Missouri legalization takes Missouri by storm
Missouri legalization takes Missouri by storm
Photo by David McNew/Getty Images

Show-Me Cannabis is moving forward with an effort to get a ballot initiative on this November's ticket which would amend the state constitution to legalize marijuana, but they're not making any promises. To get on the ballot they're going to need to collect 320,000 signatures by May 4th. Before they start collecting signatures, however, they are conducting a poll to see how receptive the public would be to legalization. If there isn't deemed to be enough support then Missouri may not see this on the ballot until 2016.

Meanwhile, marijuana legalization efforts are also brewing in the state legislature. On January 28th State Representative Rory Ellinger of University City introduced two bills to the 97th General Assembly; HB 1324 to allow and establish rules for medical marijuana and its companion bill, HB 1325, to decriminalize possession of marijuana for up to 35 grams, capping the allowable fine at $250 and guaranteeing that no one will face incarceration or the loss of their driver's license.

Ellinger announced his plans to introduce these bills back in the summer of 2013, so it can be safely assumed he has been working on building support for this legislation. While he has found a co-sponsor in Rep. Joshua Peters, another Democrat from North St. Louis might not help in persuading representatives from the more rural parts of Missouri. The conservative opinions on marijuana are difficult to predict as the logical, small-government opinion to legalize it conflicts with the more puritanical views of those who are conservative for religious reasons.

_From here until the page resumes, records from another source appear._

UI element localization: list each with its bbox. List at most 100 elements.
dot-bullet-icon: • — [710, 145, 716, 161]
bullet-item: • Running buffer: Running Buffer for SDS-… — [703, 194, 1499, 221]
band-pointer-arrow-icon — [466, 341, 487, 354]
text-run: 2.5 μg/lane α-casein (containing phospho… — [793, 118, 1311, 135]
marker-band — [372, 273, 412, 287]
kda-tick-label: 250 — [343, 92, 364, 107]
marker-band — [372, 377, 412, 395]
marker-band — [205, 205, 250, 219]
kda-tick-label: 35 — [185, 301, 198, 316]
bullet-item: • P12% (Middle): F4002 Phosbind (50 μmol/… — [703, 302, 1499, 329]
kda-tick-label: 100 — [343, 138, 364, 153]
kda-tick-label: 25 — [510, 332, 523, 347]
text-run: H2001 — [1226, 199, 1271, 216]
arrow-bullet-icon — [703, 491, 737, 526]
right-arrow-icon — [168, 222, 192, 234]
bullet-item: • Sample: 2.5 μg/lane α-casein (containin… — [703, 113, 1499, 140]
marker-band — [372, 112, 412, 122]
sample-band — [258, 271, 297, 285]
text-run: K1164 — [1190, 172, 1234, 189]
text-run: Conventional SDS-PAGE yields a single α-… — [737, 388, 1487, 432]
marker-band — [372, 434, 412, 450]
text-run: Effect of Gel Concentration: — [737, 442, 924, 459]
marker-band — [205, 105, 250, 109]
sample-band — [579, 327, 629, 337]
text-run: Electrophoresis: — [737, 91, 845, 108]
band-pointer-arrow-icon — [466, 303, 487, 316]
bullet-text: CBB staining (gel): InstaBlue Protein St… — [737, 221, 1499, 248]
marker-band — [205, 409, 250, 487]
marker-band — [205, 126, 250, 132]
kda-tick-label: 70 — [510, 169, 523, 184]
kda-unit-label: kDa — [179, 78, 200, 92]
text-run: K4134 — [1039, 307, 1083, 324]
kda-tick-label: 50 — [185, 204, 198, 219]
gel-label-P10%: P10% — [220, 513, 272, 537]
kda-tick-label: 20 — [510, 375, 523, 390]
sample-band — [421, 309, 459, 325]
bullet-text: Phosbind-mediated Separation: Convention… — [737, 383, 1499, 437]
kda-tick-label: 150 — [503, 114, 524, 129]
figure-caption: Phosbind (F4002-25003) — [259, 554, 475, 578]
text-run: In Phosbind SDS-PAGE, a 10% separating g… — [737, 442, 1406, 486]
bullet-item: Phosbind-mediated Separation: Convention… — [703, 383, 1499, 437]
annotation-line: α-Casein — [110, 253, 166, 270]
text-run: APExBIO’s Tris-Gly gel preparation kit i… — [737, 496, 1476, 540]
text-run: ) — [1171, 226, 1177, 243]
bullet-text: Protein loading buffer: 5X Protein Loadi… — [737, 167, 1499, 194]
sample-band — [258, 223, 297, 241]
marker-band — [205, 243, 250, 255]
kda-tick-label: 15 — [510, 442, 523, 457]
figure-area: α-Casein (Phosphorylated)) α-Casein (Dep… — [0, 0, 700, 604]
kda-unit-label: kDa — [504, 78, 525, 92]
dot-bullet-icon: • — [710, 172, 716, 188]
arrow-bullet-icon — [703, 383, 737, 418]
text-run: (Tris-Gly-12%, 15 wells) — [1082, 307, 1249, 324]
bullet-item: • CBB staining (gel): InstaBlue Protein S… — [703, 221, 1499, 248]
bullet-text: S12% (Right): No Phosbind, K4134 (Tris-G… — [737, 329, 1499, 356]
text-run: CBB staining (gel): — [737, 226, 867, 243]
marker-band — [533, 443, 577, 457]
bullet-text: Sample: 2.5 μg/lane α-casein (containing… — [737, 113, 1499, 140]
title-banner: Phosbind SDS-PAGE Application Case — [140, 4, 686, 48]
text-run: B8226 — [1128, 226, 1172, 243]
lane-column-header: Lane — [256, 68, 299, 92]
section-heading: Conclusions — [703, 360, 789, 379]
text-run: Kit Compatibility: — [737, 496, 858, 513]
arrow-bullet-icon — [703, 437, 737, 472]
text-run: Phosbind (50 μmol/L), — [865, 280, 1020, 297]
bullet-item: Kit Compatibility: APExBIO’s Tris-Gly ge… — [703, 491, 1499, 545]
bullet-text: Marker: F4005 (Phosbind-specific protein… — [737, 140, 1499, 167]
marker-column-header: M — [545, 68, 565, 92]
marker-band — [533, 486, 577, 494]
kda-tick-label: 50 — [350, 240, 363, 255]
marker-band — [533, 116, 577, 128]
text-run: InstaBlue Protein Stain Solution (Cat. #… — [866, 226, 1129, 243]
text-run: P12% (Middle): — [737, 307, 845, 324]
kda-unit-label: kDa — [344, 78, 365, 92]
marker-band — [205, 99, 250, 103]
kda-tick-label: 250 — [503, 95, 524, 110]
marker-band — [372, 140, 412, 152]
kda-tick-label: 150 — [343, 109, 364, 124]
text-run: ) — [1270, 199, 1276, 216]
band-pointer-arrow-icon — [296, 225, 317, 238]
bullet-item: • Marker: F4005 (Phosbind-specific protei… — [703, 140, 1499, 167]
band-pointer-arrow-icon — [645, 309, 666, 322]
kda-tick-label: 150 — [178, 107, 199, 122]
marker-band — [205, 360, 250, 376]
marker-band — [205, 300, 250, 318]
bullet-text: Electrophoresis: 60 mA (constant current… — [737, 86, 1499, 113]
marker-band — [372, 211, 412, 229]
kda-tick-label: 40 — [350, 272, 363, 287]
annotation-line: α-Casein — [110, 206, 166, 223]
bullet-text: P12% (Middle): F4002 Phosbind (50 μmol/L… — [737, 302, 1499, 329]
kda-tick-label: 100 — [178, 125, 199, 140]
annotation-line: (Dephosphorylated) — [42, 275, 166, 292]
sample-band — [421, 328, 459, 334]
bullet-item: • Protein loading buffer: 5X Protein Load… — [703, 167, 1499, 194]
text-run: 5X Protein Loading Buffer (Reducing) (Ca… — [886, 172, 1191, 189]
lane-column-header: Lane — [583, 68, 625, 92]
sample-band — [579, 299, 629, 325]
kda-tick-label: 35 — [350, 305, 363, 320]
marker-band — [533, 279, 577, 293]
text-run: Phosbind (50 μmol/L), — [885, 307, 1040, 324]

Facing even more of an uphill battle would be Missouri State Representative Chris Kelly of Columbia. Rep. Kelly introduced a bill on two days later, on January 30th, that goes further than either Show-Me Cannabis or Rep. Ellinger is attempting. HB 1659 is written to completely bring Missouri into the 21st century in terms of how Missouri treats drug offenders, adding substance abuse treatment as a first step for all drug violations.

Where Rep. Kelly will run into trouble, though, is in how the bill treats marijuana. HB 1659 allows for the regulated sale of marijuana for anyone over the age of 21. The bill sets standards for retail sales and cultivation, but also allows for personal production on a larger scale than the norm has seen so far.

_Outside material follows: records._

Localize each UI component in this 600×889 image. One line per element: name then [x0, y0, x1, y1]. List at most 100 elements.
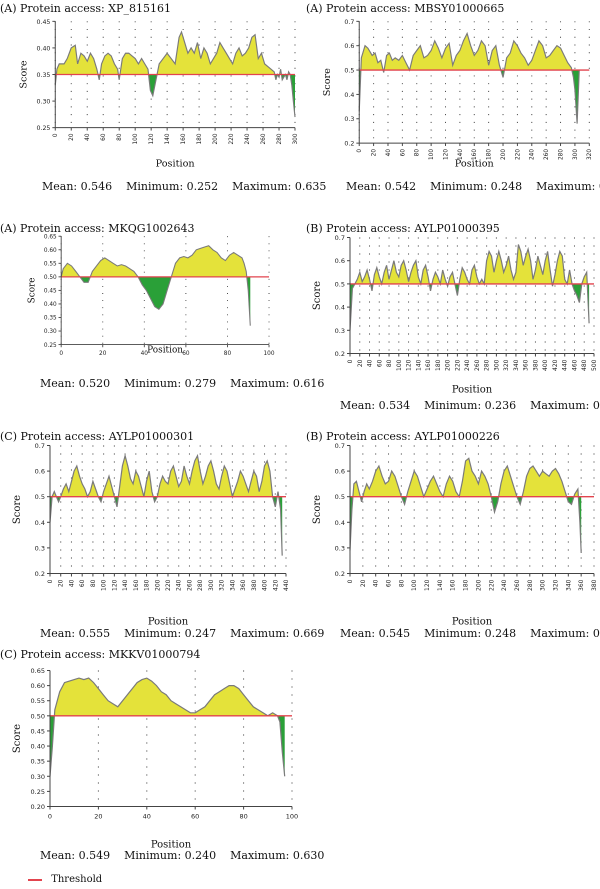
x-tick-label: 160 — [472, 149, 478, 160]
x-tick-label: 20 — [99, 351, 107, 357]
x-tick-label: 0 — [48, 813, 52, 821]
chart-title: (A) Protein access: XP_815161 — [0, 2, 171, 15]
chart-title: (C) Protein access: MKKV01000794 — [0, 648, 201, 661]
x-tick-label: 40 — [373, 579, 380, 587]
below-threshold-area — [50, 496, 283, 556]
x-tick-label: 340 — [513, 359, 520, 371]
y-tick-label: 0.65 — [44, 234, 57, 240]
y-tick-label: 0.60 — [44, 248, 57, 254]
x-tick-label: 140 — [415, 359, 422, 371]
x-tick-label: 0 — [53, 133, 59, 137]
y-tick-label: 0.4 — [335, 519, 345, 527]
x-axis-label: Position — [148, 617, 189, 628]
x-tick-label: 280 — [559, 149, 565, 160]
x-tick-label: 80 — [415, 149, 421, 157]
x-tick-label: 40 — [386, 149, 392, 157]
x-axis-label: Position — [151, 840, 192, 851]
x-tick-label: 140 — [437, 579, 444, 591]
x-tick-label: 360 — [523, 359, 530, 371]
x-tick-label: 40 — [85, 133, 91, 141]
x-tick-label: 140 — [458, 149, 464, 160]
x-tick-label: 100 — [133, 133, 139, 144]
y-tick-label: 0.3 — [344, 116, 354, 123]
y-tick-label: 0.40 — [31, 743, 45, 751]
y-tick-label: 0.6 — [35, 468, 45, 476]
y-axis-label: Score — [312, 281, 323, 310]
y-tick-label: 0.50 — [44, 275, 57, 281]
y-tick-label: 0.7 — [335, 234, 345, 242]
x-tick-label: 0 — [47, 579, 54, 583]
chart-title: (A) Protein access: MKQG1002643 — [0, 222, 195, 235]
stats-summary: Mean: 0.542 Minimum: 0.248 Maximum: 0.653 — [346, 180, 600, 193]
y-tick-label: 0.6 — [335, 468, 345, 476]
x-tick-label: 260 — [261, 133, 267, 144]
x-tick-label: 440 — [283, 579, 290, 591]
x-tick-label: 460 — [572, 359, 579, 371]
x-tick-label: 40 — [367, 359, 374, 367]
y-axis-label: Score — [12, 724, 23, 753]
y-tick-label: 0.40 — [44, 302, 57, 308]
y-tick-label: 0.7 — [35, 442, 45, 450]
x-tick-label: 280 — [527, 579, 534, 591]
x-tick-label: 60 — [386, 579, 393, 587]
chart-panel: (A) Protein access: MBSY01000665 0.2 0.3 0.… — [306, 2, 600, 212]
x-tick-label: 200 — [154, 579, 161, 591]
chart-panel: (B) Protein access: AYLP01000226 0.2 0.3 0.… — [306, 430, 600, 642]
x-tick-label: 160 — [133, 579, 140, 591]
above-threshold-area — [359, 33, 580, 71]
x-tick-label: 340 — [229, 579, 236, 591]
y-tick-label: 0.35 — [31, 758, 45, 766]
x-tick-label: 200 — [475, 579, 482, 591]
x-tick-label: 320 — [587, 149, 593, 160]
stat-mean: Mean: 0.545 — [340, 627, 411, 640]
x-tick-label: 180 — [435, 359, 442, 371]
x-tick-label: 260 — [187, 579, 194, 591]
x-tick-label: 380 — [251, 579, 258, 591]
x-tick-label: 40 — [69, 579, 76, 587]
below-threshold-area — [61, 276, 251, 326]
x-tick-label: 0 — [357, 149, 363, 153]
y-axis-label: Score — [322, 68, 333, 96]
y-tick-label: 0.50 — [31, 712, 45, 720]
x-tick-label: 300 — [540, 579, 547, 591]
stat-minimum: Minimum: 0.236 — [424, 399, 517, 412]
x-tick-label: 300 — [293, 133, 299, 144]
chart-panel: (A) Protein access: XP_815161 0.25 0.30 0.3… — [0, 2, 326, 212]
x-tick-label: 100 — [286, 813, 298, 821]
y-tick-label: 0.5 — [344, 67, 354, 74]
above-threshold-area — [50, 455, 283, 497]
x-tick-label: 20 — [69, 133, 75, 141]
threshold-legend: Threshold — [28, 874, 102, 885]
score-line — [349, 457, 582, 554]
stat-mean: Mean: 0.549 — [40, 849, 111, 862]
x-tick-label: 120 — [406, 359, 413, 371]
y-axis-label: Score — [12, 495, 23, 524]
x-tick-label: 220 — [165, 579, 172, 591]
x-tick-label: 480 — [581, 359, 588, 371]
stat-mean: Mean: 0.520 — [40, 377, 111, 390]
y-tick-label: 0.25 — [31, 788, 45, 796]
chart-panel: (C) Protein access: MKKV01000794 0.20 0.25… — [0, 648, 324, 862]
area-chart: 0.20 0.25 0.30 0.35 0.40 0.45 0.50 0.55 0.60 0.65… — [12, 667, 298, 851]
stat-minimum: Minimum: 0.247 — [124, 627, 217, 640]
y-tick-label: 0.30 — [31, 773, 45, 781]
above-threshold-area — [350, 244, 590, 284]
x-tick-label: 200 — [501, 149, 507, 160]
y-tick-label: 0.55 — [44, 262, 57, 268]
x-tick-label: 60 — [101, 133, 107, 141]
y-tick-label: 0.35 — [44, 316, 57, 322]
x-tick-label: 0 — [347, 579, 354, 583]
y-axis-label: Score — [312, 495, 323, 524]
chart-title: (C) Protein access: AYLP01000301 — [0, 430, 195, 443]
y-tick-label: 0.7 — [335, 442, 345, 450]
stats-summary: Mean: 0.534 Minimum: 0.236 Maximum: 0.673 — [340, 399, 600, 412]
x-tick-label: 120 — [443, 149, 449, 160]
x-tick-label: 320 — [503, 359, 510, 371]
y-tick-label: 0.6 — [344, 43, 354, 50]
x-tick-label: 260 — [514, 579, 521, 591]
x-tick-label: 180 — [487, 149, 493, 160]
x-axis-label: Position — [452, 385, 493, 396]
y-tick-label: 0.65 — [31, 667, 45, 675]
x-tick-label: 40 — [141, 351, 149, 357]
x-tick-label: 420 — [552, 359, 559, 371]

No state law or combination of state laws shall limit the amounts of marijuana, marijuana products, or marijuana extracts that a person other than a licensee may possess at any given time to amounts less than:
(a) Eight marijuana plants and sixteen ounces of usable marijuana;
(b) Sixteen ounces of marijuana products in solid form;
(c) Seventy-two ounces of marijuana products in liquid form; and
(d) One ounce of marijuana extracts.

While this may not seem very extreme to those of rational thought, much of the country is still brain-washed from the Drug War propaganda we have been barraged with for decades. Is Missouri ready for this much progress? We'll find out soon when Show-Me Cannabis finishes their polling. One thing is certain, if the state legislature isn't ready to talk about it then the people will.